I need to ask a clarifying question.
How do you guys actually measure the differences in printing thickness. By this i mean practically and physically.?
Is it adequate to simply be using a vernier caliper?
Or are u using a micrometer?
The differences you have picked up to identify the table was not flat have me thinking one can get carried away here seeing ghosts and replacing parts ad nauseam.
Without a feel for it how pliable is the printed plastic when it comes to measuring 0.1mm or less differences.?
There are two ways of looking at what you guys with the A8 are doing.
One is enjoying the techie ride of building fine tuning and fiddling with the printer, the other side is, when i buy a machine, take my planner, jointer, table saw et al, i want the machines to plane , joint and cut.
I somewhat resented the fact that out of the three examples the only one i did not fiddle with and fine tune was the planner. But that was mostly because they made it so you have to accept it as it is.
The other was these all needed tweaking due to price point.
So it strikes me that there is significant value now, (in hindsight having watched what ya all have been up to) in buying higher up the cost chain if one can ascertain that the higher up the chain unit has been refined to the extent you have done with these A8 machines.
Thats where my doubt and trust factor comes in and it somewhat puts one off getting into this market.
Tech has built this Aura around it of acceptance by the consumer of all sorts of what i consider to be malpractices.
First we have to accept terms dictated on software use or dont get to use it.
Then we buy devices, from a to z types and are expected to accept somewhat unfinished or under developed devices and just accept as you all have done, repairing and evolving them as a community of fixers/tinkeres OR buying into just replacing them when the next developed iteration makes its debut.
I guess its better than the old vapour ware promises of the past , given today most often you get a certain amount of genuine functionality, however as a consumer i truly resent this trend of waste being sold to us as continuous improvement.
Just consider how incredibly old woodworking machines, i think particularly of old bandsaws fundamentally still work and do so well for the owner, that after having changed hands in its lifetime many times over.
I think of the Shapeoko buyers who bought a ver 1 then a ver 2 now its at ver 3.
Yes one can justify all the versions, but let's be real, the 1 came to market with a promise but was not fully developed and was a bit if a bait and switch job by the developers selling a person something they want (cnc) but in a form where it was not truly going to fulfill the end users true desires but did it to match a price point.

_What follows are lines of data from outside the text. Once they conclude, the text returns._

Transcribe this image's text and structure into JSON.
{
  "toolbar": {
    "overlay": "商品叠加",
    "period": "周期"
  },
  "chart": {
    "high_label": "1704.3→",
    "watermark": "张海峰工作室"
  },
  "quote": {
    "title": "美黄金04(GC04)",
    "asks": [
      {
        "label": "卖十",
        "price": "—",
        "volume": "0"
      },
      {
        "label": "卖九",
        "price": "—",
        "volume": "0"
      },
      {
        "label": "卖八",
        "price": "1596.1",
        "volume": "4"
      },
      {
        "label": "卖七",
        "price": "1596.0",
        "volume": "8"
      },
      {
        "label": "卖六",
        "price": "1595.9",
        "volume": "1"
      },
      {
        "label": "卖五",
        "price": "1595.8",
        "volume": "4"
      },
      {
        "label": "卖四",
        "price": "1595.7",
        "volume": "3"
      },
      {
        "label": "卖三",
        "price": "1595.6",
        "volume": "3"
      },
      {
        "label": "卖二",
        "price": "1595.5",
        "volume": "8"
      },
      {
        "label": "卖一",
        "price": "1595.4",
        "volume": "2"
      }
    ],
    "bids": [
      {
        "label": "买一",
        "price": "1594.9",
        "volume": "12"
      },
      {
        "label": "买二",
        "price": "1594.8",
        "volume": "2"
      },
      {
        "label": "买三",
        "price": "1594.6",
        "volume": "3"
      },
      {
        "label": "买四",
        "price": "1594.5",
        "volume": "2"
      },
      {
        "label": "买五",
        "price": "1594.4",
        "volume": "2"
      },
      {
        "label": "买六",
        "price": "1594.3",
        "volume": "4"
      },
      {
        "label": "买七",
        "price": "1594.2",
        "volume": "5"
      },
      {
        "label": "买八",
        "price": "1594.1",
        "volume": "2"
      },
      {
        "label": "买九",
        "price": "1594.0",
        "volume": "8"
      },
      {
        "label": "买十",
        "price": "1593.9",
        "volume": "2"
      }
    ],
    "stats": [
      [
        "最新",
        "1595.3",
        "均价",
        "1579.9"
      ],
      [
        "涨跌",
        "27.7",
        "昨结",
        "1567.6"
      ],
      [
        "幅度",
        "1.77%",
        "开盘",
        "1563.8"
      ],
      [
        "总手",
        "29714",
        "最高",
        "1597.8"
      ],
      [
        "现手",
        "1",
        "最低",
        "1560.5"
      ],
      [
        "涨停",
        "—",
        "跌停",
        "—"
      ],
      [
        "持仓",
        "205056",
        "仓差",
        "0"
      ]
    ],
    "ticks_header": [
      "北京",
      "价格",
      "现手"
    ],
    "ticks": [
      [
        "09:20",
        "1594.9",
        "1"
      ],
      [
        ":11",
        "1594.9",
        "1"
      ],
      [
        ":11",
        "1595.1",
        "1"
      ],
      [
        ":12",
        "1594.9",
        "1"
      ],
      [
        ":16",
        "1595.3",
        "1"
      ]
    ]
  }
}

They knew the weakness. They knew the rails would need to be beefed up. But they needed to sell.
My apologies i think this stuff is truly great, but as one who has over his lifetime thus far supported tech most often as an early adopter, and been burnt time and time again, this is looking like same thing.

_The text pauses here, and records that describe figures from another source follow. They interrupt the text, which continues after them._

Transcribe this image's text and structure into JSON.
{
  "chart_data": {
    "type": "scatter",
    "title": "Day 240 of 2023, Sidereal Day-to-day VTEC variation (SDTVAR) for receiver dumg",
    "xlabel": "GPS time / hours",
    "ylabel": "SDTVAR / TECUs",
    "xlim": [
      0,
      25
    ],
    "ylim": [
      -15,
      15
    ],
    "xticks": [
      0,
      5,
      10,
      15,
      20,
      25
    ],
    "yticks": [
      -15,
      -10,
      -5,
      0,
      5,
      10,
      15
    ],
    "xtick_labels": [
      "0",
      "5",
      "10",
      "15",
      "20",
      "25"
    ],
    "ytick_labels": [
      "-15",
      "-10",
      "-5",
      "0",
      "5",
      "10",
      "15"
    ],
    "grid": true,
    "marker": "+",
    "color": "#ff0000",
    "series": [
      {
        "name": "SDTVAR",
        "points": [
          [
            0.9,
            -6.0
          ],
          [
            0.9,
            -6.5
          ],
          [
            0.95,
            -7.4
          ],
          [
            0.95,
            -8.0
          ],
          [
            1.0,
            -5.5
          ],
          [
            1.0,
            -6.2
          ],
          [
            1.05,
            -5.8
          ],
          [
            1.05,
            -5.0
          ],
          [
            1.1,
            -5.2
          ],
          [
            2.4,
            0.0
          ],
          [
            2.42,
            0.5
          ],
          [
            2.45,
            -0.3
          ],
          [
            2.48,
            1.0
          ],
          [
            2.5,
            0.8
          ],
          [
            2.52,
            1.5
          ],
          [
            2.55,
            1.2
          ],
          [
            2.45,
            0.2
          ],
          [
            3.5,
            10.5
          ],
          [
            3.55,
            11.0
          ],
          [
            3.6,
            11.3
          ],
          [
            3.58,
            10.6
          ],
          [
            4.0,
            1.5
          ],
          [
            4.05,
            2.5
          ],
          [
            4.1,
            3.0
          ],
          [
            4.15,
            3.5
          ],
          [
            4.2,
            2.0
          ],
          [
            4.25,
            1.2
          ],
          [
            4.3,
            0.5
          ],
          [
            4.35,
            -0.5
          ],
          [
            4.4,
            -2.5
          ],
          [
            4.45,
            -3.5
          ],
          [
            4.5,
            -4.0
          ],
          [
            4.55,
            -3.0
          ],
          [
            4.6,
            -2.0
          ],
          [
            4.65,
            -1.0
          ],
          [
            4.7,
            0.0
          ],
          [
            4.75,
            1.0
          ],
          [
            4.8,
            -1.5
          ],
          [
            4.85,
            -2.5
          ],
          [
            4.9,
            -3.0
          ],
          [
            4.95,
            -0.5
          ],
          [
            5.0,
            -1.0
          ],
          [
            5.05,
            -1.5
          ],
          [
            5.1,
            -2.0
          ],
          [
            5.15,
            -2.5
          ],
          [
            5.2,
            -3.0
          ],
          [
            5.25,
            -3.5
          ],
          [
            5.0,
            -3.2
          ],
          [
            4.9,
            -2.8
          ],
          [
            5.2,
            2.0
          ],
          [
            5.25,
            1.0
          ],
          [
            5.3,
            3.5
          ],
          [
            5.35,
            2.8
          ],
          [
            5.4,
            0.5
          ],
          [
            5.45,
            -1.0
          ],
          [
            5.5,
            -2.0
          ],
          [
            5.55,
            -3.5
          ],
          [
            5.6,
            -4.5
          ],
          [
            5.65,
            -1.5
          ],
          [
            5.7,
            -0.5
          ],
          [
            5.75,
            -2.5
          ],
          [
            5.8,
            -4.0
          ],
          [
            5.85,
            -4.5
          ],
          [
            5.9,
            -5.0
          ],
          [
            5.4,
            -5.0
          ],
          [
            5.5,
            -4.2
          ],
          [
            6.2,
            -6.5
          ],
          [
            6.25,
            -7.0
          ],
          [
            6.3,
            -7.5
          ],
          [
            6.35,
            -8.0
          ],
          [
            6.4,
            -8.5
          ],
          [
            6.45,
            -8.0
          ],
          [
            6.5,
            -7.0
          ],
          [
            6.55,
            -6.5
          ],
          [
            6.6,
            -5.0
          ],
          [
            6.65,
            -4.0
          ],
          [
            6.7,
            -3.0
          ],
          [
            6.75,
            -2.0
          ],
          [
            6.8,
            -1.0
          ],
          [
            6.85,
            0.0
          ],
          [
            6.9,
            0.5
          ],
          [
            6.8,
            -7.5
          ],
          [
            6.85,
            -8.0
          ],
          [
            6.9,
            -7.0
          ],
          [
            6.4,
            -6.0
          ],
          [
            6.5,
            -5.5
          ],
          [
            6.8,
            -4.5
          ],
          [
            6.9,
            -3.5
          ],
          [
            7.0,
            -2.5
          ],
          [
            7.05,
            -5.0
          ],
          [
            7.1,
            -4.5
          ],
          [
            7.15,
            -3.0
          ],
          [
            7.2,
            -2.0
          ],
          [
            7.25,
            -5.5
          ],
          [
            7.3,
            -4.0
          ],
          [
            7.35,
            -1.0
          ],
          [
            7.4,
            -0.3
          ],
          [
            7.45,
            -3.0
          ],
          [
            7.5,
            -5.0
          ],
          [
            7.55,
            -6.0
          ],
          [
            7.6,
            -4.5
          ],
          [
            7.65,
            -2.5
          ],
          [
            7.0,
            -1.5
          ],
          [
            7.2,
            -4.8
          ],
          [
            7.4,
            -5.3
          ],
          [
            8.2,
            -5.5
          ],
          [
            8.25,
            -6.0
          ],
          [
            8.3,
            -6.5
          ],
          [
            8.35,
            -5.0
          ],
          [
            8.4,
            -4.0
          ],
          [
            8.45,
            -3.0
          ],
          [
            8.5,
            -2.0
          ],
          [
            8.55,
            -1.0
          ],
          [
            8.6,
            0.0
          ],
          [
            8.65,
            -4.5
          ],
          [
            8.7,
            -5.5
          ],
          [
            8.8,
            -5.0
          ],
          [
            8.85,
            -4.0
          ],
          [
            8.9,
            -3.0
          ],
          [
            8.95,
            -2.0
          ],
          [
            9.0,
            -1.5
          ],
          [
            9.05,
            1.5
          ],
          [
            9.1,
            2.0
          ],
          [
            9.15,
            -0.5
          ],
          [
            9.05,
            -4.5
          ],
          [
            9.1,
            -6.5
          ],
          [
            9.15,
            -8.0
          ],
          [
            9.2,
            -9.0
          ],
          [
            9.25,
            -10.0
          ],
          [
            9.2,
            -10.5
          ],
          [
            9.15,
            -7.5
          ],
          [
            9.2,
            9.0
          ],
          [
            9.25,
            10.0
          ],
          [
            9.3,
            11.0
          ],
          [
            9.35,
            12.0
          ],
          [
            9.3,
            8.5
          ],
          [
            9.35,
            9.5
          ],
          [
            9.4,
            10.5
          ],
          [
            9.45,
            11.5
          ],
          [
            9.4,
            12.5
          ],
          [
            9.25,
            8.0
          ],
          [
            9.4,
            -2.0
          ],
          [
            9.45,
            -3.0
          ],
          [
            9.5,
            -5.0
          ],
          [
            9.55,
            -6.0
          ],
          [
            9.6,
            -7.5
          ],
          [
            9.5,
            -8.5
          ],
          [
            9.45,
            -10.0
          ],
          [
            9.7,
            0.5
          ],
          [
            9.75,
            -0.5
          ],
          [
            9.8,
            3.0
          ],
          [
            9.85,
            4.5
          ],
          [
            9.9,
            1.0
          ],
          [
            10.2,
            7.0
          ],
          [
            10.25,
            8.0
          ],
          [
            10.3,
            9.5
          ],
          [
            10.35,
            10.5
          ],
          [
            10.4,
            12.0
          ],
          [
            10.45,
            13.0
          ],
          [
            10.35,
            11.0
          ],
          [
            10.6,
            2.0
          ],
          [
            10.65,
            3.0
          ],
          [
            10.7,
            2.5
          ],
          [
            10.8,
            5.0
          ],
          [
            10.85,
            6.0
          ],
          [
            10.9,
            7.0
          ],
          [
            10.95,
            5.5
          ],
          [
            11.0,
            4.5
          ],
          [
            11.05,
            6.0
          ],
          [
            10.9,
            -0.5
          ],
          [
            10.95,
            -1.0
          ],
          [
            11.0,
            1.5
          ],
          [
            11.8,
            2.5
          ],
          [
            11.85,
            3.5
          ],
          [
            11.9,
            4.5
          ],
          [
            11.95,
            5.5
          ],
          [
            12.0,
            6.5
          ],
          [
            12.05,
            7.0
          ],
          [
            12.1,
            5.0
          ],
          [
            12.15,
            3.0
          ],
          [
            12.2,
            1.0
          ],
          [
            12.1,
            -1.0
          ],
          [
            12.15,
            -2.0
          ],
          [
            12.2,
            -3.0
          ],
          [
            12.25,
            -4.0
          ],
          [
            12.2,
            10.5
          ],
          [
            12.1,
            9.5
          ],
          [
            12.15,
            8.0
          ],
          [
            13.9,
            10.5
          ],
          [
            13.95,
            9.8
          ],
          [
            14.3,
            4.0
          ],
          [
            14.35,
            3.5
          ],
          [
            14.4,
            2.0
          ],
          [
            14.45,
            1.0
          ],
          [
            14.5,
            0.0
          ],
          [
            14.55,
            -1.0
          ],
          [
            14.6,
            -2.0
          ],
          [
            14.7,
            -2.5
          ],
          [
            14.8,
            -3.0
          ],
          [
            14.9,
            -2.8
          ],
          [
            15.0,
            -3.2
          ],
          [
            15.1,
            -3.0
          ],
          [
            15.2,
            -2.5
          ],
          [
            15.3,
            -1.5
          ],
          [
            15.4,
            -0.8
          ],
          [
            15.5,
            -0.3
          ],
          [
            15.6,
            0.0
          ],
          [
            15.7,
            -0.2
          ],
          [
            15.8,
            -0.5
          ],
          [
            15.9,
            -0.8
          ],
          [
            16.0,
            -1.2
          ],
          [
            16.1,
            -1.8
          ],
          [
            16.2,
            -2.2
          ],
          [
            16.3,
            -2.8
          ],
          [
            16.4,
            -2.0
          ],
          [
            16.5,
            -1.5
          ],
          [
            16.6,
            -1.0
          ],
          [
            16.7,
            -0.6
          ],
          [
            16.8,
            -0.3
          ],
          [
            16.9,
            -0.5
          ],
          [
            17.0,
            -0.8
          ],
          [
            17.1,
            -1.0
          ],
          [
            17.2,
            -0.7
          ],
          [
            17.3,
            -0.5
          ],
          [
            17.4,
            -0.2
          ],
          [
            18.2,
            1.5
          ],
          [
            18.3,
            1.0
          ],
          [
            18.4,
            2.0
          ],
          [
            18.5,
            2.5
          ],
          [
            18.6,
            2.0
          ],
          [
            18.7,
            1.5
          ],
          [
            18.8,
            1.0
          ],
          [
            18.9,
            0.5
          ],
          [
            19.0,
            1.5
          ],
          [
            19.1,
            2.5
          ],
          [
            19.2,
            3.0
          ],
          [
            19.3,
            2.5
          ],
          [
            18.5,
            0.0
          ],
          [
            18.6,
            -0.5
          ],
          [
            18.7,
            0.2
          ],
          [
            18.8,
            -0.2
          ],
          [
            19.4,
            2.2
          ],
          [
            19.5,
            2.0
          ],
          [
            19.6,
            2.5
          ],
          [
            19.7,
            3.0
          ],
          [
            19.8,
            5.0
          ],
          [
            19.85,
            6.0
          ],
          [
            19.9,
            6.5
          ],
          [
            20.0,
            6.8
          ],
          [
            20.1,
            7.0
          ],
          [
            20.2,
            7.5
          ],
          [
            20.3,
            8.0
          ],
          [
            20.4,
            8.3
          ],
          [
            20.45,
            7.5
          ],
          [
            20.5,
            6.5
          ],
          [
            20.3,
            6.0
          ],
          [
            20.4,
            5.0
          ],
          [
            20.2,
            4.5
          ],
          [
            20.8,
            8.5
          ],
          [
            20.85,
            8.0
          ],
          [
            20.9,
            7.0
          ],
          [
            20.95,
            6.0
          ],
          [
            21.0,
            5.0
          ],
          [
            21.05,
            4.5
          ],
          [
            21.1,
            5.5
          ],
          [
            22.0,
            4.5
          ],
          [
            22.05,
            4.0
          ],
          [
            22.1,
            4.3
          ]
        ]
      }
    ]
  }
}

It should not be sold as a 3D printer is my point. It should be sold as a 3D printing learning kit like the mechano kits of our youth.
Seen in that light, bingo its a absolute winner. But if u want to do 3D printing, then like a decent table saw i guess one needs to fork out the extra coin.
I just would like to see these (by these i mean all the low cost kits) sold as what they are and not what they are not.
I don't know if i am up to spending so much scarce time fiddling and diagnosing what is wrong with the unit one receives.
As Bill noted he don't have the same issue. So maybe he has a different issue but he now needs the ability to diagnose cause effect and remedy on his own.
Thats one heck of a indicator to man in street as to the value of a company that supports its products say like a machine supplier like Grizzly for example.
Imagine getting a planner and being on your own and reliant on your virtual community for tech support to make it do what it was sold to do.
I dunno, this techie is getting old i guess.